Tags
B/X, Dungeon, Dungeons & Dragons, Fantasy, In Search of the Unknown, Kudos, Maps, OSR, RPG, TSR
I’ve talked before about how much of a fan I am of the classic adventure In Search of the Unknown.
But there are times when the convoluted and bizarre map just doesn’t work the way I want for a game. As it stands, the potential exists that a lot of the game time can be spent exploring the hallways of the adventure instead of the far more interesting rooms that those corridors lead to. It also includes a LOT of areas where the walls a “a pencil stroke thick” (or as I generally play them, 1″ thick masonry walls).
Generally I’m cool with the original map because it encourages exploration play and you can make various areas of the dungeon feel isolated from each other (like the throne room on the lower right which certainly feels like it’s own “sector” of the dungeon.)
But a thread over on Dragonsfoot turned me on to this alternate map for the upper level of the dungeon. It keeps all the numbered rooms from the original, but cleans up the design to make it more consistent and also a lot easier to explore. I’m not sure I like the throne room being right as you walk into the main intersection, but it makes sense in it’s own way.
I’ve printed it off and put it inside my copy of B1 in case I want to pull it out with a different floorplan for a faster exploration experience.
I have run this adventure dozens of times. Like you I am a fan and I treat it as my go to adventure for new groups.
This new map is really nice. I am going to have to give it a try sometime.
That’s awesome! I like it a lot. Alas, I’ve got my kids half way through it already… i can’t change the map now. Drat.
By the way, i used two of your maps for mini-ventures for the boys on the way to Quasqueton. You posted an unkeyed tower and some river caves right when i needed them. So, thanks for that.
Thanks, I like this map a lot! I have always thought that map was an odd choice for an introductory adventure. My daughters have been exploring Quasqueton and I have had to help them with the map a lot.

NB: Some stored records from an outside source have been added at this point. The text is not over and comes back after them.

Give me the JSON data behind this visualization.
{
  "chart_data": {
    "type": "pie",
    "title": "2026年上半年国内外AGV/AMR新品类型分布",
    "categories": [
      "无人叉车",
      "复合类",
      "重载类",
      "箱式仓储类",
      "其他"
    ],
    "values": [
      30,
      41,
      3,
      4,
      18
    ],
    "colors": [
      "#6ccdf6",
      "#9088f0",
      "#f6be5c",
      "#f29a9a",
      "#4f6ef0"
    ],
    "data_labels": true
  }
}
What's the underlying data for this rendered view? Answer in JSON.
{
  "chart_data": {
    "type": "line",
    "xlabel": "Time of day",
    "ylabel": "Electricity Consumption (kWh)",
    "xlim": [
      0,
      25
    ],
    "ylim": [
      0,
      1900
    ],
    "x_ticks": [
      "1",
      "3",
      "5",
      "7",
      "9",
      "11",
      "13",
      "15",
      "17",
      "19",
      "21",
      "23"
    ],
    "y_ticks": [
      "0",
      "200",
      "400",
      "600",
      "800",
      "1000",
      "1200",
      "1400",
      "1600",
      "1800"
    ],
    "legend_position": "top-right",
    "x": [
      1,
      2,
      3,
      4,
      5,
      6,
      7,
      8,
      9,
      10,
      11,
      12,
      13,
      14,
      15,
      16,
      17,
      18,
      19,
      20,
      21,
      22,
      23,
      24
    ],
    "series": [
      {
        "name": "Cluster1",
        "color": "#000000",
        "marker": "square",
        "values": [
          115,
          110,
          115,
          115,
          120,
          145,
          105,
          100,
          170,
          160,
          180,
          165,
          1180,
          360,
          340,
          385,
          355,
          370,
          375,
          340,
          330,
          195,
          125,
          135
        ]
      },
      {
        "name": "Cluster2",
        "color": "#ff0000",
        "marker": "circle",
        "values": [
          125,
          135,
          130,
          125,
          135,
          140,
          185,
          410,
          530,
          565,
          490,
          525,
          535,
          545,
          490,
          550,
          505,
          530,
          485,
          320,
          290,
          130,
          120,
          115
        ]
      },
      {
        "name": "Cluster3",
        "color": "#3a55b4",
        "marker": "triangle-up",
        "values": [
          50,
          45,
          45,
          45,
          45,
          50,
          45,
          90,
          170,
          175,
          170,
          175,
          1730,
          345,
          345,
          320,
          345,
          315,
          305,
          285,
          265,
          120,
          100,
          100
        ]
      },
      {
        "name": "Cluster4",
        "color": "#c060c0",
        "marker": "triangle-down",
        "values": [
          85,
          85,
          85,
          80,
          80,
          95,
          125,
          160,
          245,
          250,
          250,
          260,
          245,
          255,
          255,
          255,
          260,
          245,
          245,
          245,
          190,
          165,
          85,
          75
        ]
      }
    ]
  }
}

I have written up actual game play logs for them over at my Castle Triskelion blog, but my younger daughter, now age 9, wants to move on from there, and they haven’t even got to the lower level yet. Of course, their party is all level 1 types so they would probably die if they did.
Whenever I run into the “pencil-thin” walls in a module like this, I’ve always made them 1-foot-thick stone. That only takes a foot off the width of the corridors (making your typical dungeon hallway 9 feet wide), which isn’t exactly something people would notice. If you make the entire dungeon this way — so that ‘exterior’ walls are dressed with the same foot-thick blocks — it keeps everything consistent.
When I’m transcribing a map into Sketchup (usually in preparation for making it 3D), I just copy the map as-is, then offset all the walls by 6″. You get foot-thick interior walls, and everything looks right.